All employer contributions are tax-deductible and become immediately 100% vested for employees.
Mandatory Employer Contributions
Employer contributions are required every year under a SIMPLE IRA. Even during slow business years, contributions must still be made for all eligible employees.
Employers can temporarily lower the match below 3% (but not below 1%) for up to two out of five years, as long as they provide advance notice. This flexibility can help small businesses manage cash flow without losing plan compliance.
Are Contributions Tax Deductible?
A SIMPLE IRA can provide valuable tax advantages for both employees and employers. The type of contribution determines how the tax benefits apply.
✅ Employee Contributions:
Pre-tax salary-reduction contributions lower your taxable income for the year. If your plan allows Roth SIMPLE contributions, those are made with after-tax dollars and are not deductible.
✅ Employer Contributions:
All employer contributions, whether matching or nonelective, are tax-deductible to the business and are immediately 100% vested for employees.

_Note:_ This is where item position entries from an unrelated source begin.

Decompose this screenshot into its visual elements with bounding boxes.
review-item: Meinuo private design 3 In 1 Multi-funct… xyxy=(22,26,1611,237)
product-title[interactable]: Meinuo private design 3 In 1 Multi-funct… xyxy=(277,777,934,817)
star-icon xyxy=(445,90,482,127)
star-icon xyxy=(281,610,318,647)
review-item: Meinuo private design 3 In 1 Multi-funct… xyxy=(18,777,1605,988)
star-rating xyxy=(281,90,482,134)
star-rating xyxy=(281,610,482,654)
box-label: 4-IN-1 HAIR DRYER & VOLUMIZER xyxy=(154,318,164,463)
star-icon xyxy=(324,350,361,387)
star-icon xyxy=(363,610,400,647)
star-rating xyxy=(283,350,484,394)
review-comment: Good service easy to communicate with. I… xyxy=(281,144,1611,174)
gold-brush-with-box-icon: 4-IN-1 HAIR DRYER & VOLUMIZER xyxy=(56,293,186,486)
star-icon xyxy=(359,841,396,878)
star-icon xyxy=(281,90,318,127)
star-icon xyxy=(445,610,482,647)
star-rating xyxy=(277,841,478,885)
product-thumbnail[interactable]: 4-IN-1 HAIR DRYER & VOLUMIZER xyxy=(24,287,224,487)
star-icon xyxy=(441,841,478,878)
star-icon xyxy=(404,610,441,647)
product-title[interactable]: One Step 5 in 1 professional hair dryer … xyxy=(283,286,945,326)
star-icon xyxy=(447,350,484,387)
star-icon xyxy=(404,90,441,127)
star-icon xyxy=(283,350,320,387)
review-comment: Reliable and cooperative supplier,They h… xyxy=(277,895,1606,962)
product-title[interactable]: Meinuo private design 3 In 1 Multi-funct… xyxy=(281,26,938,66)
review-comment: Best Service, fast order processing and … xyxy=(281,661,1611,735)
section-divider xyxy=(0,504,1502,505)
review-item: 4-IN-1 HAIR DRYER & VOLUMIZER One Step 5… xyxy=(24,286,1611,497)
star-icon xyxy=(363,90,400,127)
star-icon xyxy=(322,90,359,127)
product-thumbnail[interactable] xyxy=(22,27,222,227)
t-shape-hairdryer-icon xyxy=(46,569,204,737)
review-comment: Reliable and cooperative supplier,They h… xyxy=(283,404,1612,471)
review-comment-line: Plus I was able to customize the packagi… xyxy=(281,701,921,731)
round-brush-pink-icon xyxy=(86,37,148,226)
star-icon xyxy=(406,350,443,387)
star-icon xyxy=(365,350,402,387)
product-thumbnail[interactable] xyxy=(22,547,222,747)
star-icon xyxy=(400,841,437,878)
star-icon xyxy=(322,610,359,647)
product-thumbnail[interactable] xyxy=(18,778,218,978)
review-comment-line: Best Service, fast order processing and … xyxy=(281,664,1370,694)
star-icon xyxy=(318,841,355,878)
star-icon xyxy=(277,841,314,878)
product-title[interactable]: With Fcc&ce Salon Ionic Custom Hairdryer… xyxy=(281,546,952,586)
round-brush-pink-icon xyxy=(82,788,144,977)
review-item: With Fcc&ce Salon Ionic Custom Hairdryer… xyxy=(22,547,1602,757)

Is a SIMPLE IRA Right for You?
A SIMPLE IRA can be a practical choice for small businesses that want to offer employees a retirement plan without the higher costs and paperwork of a 401k. It typically works best for companies with a stable workforce and consistent annual income, since employer contributions are mandatory each year.
If you’re self-employed or manage a small team, it could be worth comparing a SIMPLE IRA with a Solo 401k or SEP IRA. Each plan has unique benefits and flexibility around contribution limits, taxes, and participation rules. Exploring these options early can help you find the structure that aligns best with your business goals and retirement savings needs.